Isadora wanted to refuse. Wanted to maintain the careful distance she’d been cultivating since their disastrous confrontation in the corridor.

But denying her husband access to the morning room would only make the household gossip intensify, would confirm for the servants that something was very wrong with the Duke and Duchess’s relationship.

“Please tell His Grace we would be honored by his presence,” she said, the lie tasting bitter on her tongue.

Mrs. Pemberton curtsied and withdrew, leaving Isadora alone with Charlotte’s knowing smile and her own thundering pulse.

“This should be enlightening,” Charlotte murmured.

“I’ve been hearing the most extraordinary things about your husband, you know.

People are genuinely terrified of him in London.

Lord Ashford told me he once saw the Duke reduce a man to stammering apology simply by staring at him for thirty seconds without speaking. ”

“That’s absurd.” But even as Isadora protested, she remembered the way Bickham had paled when Edmund appeared in that corridor. The fear that had transformed the predator into prey with nothing more than Edmund’s presence and cold authority.

“Is it? Because Lady Pemberton swears her husband witnessed Edmund threatening someone at White’s last month. Something about staying away from his ward on pain of rather permanent consequences. Apparently the entire club went silent.”

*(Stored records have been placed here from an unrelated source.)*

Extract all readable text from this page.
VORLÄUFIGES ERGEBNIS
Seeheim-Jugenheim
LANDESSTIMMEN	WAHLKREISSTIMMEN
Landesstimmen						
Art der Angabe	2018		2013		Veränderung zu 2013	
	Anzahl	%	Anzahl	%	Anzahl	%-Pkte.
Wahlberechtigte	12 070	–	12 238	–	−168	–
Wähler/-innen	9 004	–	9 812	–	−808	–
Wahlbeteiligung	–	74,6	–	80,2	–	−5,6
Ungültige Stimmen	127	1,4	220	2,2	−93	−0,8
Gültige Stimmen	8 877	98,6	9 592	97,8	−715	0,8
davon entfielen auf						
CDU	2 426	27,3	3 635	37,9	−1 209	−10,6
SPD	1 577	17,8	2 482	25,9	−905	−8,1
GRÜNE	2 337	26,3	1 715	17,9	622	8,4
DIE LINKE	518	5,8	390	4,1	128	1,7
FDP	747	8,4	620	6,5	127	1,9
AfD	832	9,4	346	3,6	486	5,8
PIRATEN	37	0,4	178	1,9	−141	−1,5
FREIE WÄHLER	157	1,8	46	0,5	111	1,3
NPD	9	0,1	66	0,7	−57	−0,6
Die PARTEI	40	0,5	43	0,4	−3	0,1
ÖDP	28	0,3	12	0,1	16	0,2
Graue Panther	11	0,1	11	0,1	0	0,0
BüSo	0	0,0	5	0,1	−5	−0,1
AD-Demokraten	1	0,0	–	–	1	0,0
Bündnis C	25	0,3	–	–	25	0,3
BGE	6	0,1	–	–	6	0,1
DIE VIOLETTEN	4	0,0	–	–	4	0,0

Isadora’s hands clenched in her skirts. “He was protecting Lillian from a man who’d been inappropriate with her at the Cavendish musicale. That’s hardly evidence of dangerous character.”

“No,” Charlotte agreed thoughtfully. “But it does suggest he’s capable of violence when properly motivated. Combined with the duel that killed his best friend…”

“That was ten years ago.” The defense emerged before wisdom could stop it, passionate enough to make Charlotte’s eyebrows climb toward her elaborate coiffure.

“And I’m certain there were circumstances we don’t understand.

Edmund isn’t—” She stopped, realizing she’d used his given name without thinking.

Charlotte’s smile turned positively feline. “Edmund, is it? How very informal for a purely practical arrangement.”